Officials with the Colorado Rapids Youth Soccer Club postponed a handful of games Friday evening after air quality monitors showed high levels of particulate matter in the air. Some even felt stinging in their eyes.
“It depends on the feeling,” said Marcus Owerko, director of tournaments and events. “If we’re really feeling it we’re going to postpone.”
Owerko said if games aren’t postponed then extra water breaks or rest time for referees and players are incorporated in games.
On Friday, their monitors registered an Air Quality Index value of 192, which is calculated by averaging the concentration of pollutants during a given period. Anything above 100 is considered unhealthy.
Andrew Freeman, 12, referees Rapids games for children younger than him. Two games he was supposed to referee in the Denver-Aurora area were canceled Friday.
“I could see the air wasn’t clear and it didn’t feel great on my lungs and my sinuses,” Freeman said of being outside that day.
Denver’s Colfax Marathon, a two-day event that includes a 5K race on Saturday and a half-marathon and marathon on Sunday continued as planned.
“The only thing we would ever delay, cancel for obviously would be for a magnificent terrorist activity or lightning is a crusher,” said Creigh Kelley, race director. “But otherwise, the beat goes on.”
Kelley said over 6,000 athletes finished the 5K at City Park on Saturday morning without incident.

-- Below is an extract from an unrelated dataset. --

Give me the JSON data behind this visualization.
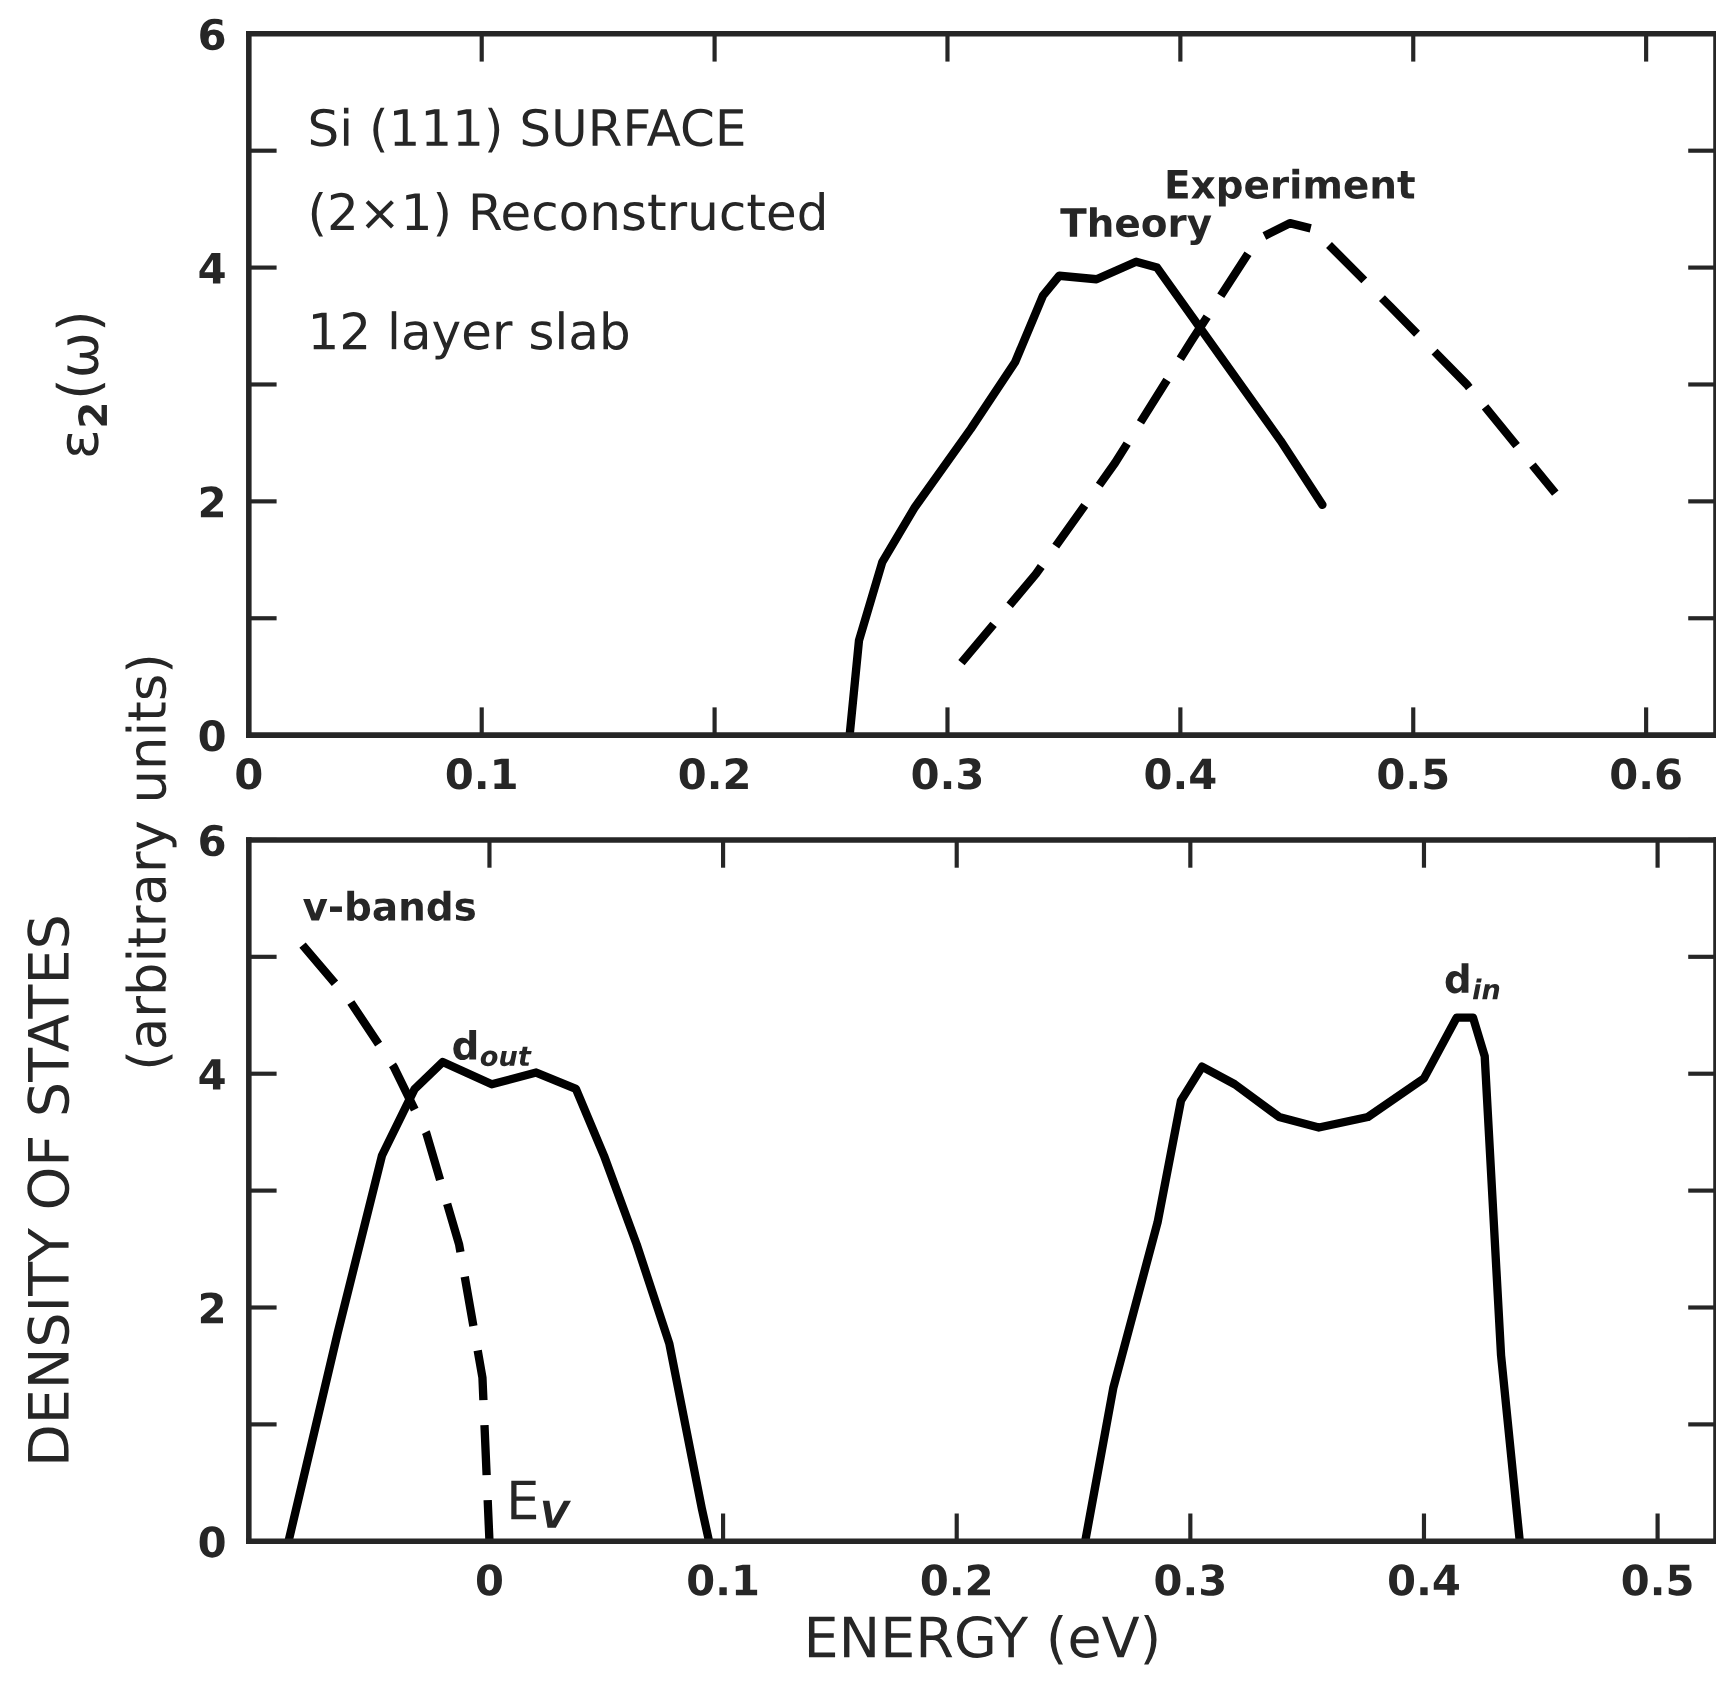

He noted that some with pre-existing conditions like asthma walked instead and in the case of the marathon, others won’t try for a personal best.
“We listen to our medical personnel because we don’t want to fool around,” Kelley said. “And we have one of the most robust medical programs for an event of this size and kind in the country.”
Tips on staying safe
Dr. David Beuther, a pulmonologist with National Jewish Health, said the degree to which someone experiences side effects or worsening health conditions depends on how much time is spent outside and the intensity of the activity.
When you compare activities like running for an hour, gardening for an hour, or sitting in a chair for an hour, the runner will get a lot more polluted air in and out of their lungs, he said.
“So when we look at the Colfax Marathon this weekend where people might be having a sustained effort for three or four hours, that’s gonna be a fairly significant exposure compared to maybe just going outside to go to the grocery store,” Dr. Beuther noted.
Children are more vulnerable because their lungs are disproportionately large to their body and therefore greater exposure.
Dr. Beuther offered the following safety tips for those with pre-existing conditions:
- If you have a chronic condition, make sure to take your regular medication every day
- Have a rescue or short-acting emergency inhaler on you in case of sudden symptoms
- If you have persistent worsening symptoms call your doctor and initiate an action plan
- It’s best to stay inside or limit the duration and intensity of activity outdoors
“So if your asthma’s just perfectly controlled and pretty mild and you had planned on running this marathon this weekend and you want to go for it, you go for it,” Dr. Beuther said. “But if you’re not feeling well, this is not the time to spend all day outside.”